El 5 de octubre de 2005, la subdirectora general de Normativa del Instituto Nacional de Consumo acordó la exclusión de[…]

El 5 de octubre de 2005, la subdirectora general de Normativa del Instituto Nacional de Consumo acordó la exclusión de AUSBANC CONSUMO del libro del registro de asociaciones de consumidores. ¿Por qué? Por no cumplir los requisitos establecidos. Sin entrar en demasiadas disquisiciones jurídicas, AUSBANC CONSUMO incumple el artículo 21 de la ley 26/1984 que impide a las asociaciones de consumidores financiarse con publicidad que pueda incitar a la adquisición de productos. 

Es fácil entender que un defensor del consumidor (don Luis Pineda) no puede pasar a convertirse en un prescriptor de productos. La imparcialidad para juzgar los efectos de la actividad comercial de las empresas queda comprometida por los ingresos que AUSBANC CONSUMO recibe de estas. En pocas palabras: AUSBANC CONSUMO es arte y parte en el juego.
¿Y recibe ingresos por publicidad?

Sus propias cuentas lo evidencian. En 2010, esta organización "sin ánimo de lucro" cerró su ejercicio con un beneficio de 573.768,95€, provenientes de una facturación, ¡ojo al dato!, de 6,4 millones de euros, de los que 516.619€ provenían de cuotas (pero, ¿qué incautos pagan?), 6.489 a ingresos financieros, 706.936€ a subvenciones y, atenta la compañía, 5.165.969€ a la publicidad que recauda don Luis Pineda para su importante número de publicaciones. En 2011, los ingresos por publicidad supusieron casi el 75 por ciento, mientras que entre cuotas y subvenciones se conseguían el 25 por ciento restante de los ingresos.
Los que se anuncian en los soportes de AUSBANC deben contar como son los "persuasivos" métodos de captación de publicidad de esta asociación y considerar que pueden estar colaborando contra la ley 26/1984. Y el conjunto de las empresas periodísticas deben ser conscientes de que una organización de consumo les detrae todos los años más de cinco millones de euros, por procedimientos, vamos a llamarlos, "peculiares".
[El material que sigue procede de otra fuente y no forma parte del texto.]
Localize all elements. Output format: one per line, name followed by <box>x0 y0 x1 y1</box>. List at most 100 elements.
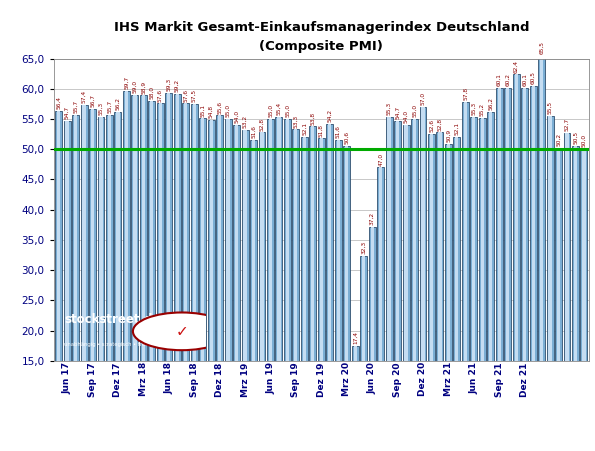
Text: 56,2: 56,2 <box>115 97 120 110</box>
Bar <box>565 133 569 451</box>
Text: 53,8: 53,8 <box>311 111 315 124</box>
Text: 55,5: 55,5 <box>547 101 553 114</box>
Text: 17,4: 17,4 <box>353 331 358 345</box>
Bar <box>184 103 187 451</box>
Bar <box>362 256 365 451</box>
Bar <box>89 109 96 451</box>
Bar <box>470 117 477 451</box>
Text: 56,7: 56,7 <box>90 94 95 107</box>
Text: 55,7: 55,7 <box>107 100 112 113</box>
Text: 57,6: 57,6 <box>158 88 163 101</box>
Bar <box>371 227 374 451</box>
Text: 57,6: 57,6 <box>183 88 188 101</box>
Text: 60,5: 60,5 <box>531 71 536 84</box>
Text: 55,6: 55,6 <box>217 101 222 114</box>
Bar <box>421 107 425 451</box>
Bar <box>352 346 359 451</box>
Text: 52,1: 52,1 <box>302 122 307 135</box>
Text: 59,0: 59,0 <box>133 80 137 93</box>
Bar <box>583 149 585 451</box>
Text: 56,2: 56,2 <box>488 97 493 110</box>
Bar <box>326 124 333 451</box>
Bar <box>419 107 427 451</box>
Bar <box>481 118 484 451</box>
Bar <box>301 137 308 451</box>
Bar <box>369 227 375 451</box>
Bar <box>64 121 71 451</box>
Bar <box>235 125 238 451</box>
Bar <box>515 74 518 451</box>
Bar <box>142 96 145 451</box>
Bar <box>242 130 249 451</box>
Text: 52,8: 52,8 <box>437 117 443 130</box>
Bar <box>428 133 435 451</box>
Bar <box>581 149 587 451</box>
Text: 57,8: 57,8 <box>463 87 468 100</box>
Text: 59,3: 59,3 <box>166 78 171 91</box>
Bar <box>472 117 475 451</box>
Text: 52,1: 52,1 <box>455 122 459 135</box>
Bar <box>106 115 113 451</box>
Bar <box>479 118 486 451</box>
Bar <box>437 132 443 451</box>
Bar <box>148 101 155 451</box>
Bar <box>447 144 450 451</box>
Bar <box>328 124 331 451</box>
Bar <box>377 167 384 451</box>
Bar <box>453 137 461 451</box>
Text: 55,3: 55,3 <box>99 102 104 115</box>
Text: 58,9: 58,9 <box>141 81 146 94</box>
Bar <box>496 88 503 451</box>
Bar <box>538 55 545 451</box>
Bar <box>563 133 571 451</box>
Bar <box>114 112 121 451</box>
Bar <box>353 346 357 451</box>
Bar <box>117 112 120 451</box>
Text: 57,0: 57,0 <box>421 92 425 105</box>
Text: 54,8: 54,8 <box>209 106 214 119</box>
Text: 55,4: 55,4 <box>277 102 281 115</box>
Bar <box>360 256 367 451</box>
Text: 50,0: 50,0 <box>581 134 587 147</box>
Bar <box>506 87 509 451</box>
Text: 56,4: 56,4 <box>56 96 61 109</box>
Text: 59,7: 59,7 <box>124 76 129 89</box>
Bar <box>487 112 494 451</box>
Text: 52,7: 52,7 <box>565 118 569 131</box>
Bar <box>284 119 291 451</box>
Bar <box>216 115 223 451</box>
Bar <box>455 137 459 451</box>
Bar <box>379 167 382 451</box>
Text: 54,0: 54,0 <box>403 110 409 123</box>
Bar <box>176 94 179 451</box>
Bar <box>252 140 255 451</box>
Bar <box>57 110 60 451</box>
Text: 54,2: 54,2 <box>327 109 332 122</box>
Bar <box>386 117 393 451</box>
Bar <box>201 119 204 451</box>
Bar <box>343 146 350 451</box>
Text: 60,1: 60,1 <box>497 74 502 87</box>
Text: 51,6: 51,6 <box>336 125 341 138</box>
Text: 50,5: 50,5 <box>573 131 578 144</box>
Bar <box>227 119 230 451</box>
Text: 58,0: 58,0 <box>149 86 154 99</box>
Bar <box>99 117 102 451</box>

Es pues fácil asegurar que EL CONSUMO ES UN GRAN NEGOCIO PARA EL PROPIETARIO DE AUSBANC CONSUMO Y AUSBANC EMPRESAS. Gran negocio que le ha llevado a montar un imperio del que seguiremos comentando.
¿Cómo puede seguir en funcionamiento una organización de este calibre?

Ya sabemos que los caminos de la justicia en España son inescrutables. Un mes después de la decisión de Consumo en 2005, AUSBANC recurre en alzada. Desestimado. Contra esta desestimación interpone recursos contencioso/administrativo. Se decreta la suspensión cautelar, confirmada por la Audiencia Nacional. En mayo de 2009, la Audiencia Nacional desestima el contencioso de AUSBANC y da la razón al Instituto de Consumo que acordó la exclusión, por ser ajustada a derecho. Textualmente: "...concurren circunstancias sobrevenidas que aconsejan la exclusión de dicha demandante del citado Libro de Registro".

No acaba aquí el camino. AUSBANC interpone recurso de apelación, que vuelve a ser desestimado. Pero don Luis defiende con uñas y dientes el "negociete". Vuelve a solicitar la inscripción. En febrero de 2011, el Instituto de Consumo niega la solicitud de inscripción por "carecer de carácter de asociación de consumidores y usuarios..."

Y aquí tampoco termina el "culebrón". AUSBANC CONSUMO interpone recurso y se estima parcialmente. En marzo de 2012, la Presidenta del Instituto de Consumo acuerda la inscripción.

¿Qué ha cambiado de febrero de 2011 a marzo de 2012? ¿La presidencia? Sólo los responsables de consumo tienen la solución; porque AUSBANC sigue funcionando como lo ha hecho desde que se fundó, aunque penda de un hilo...que pende.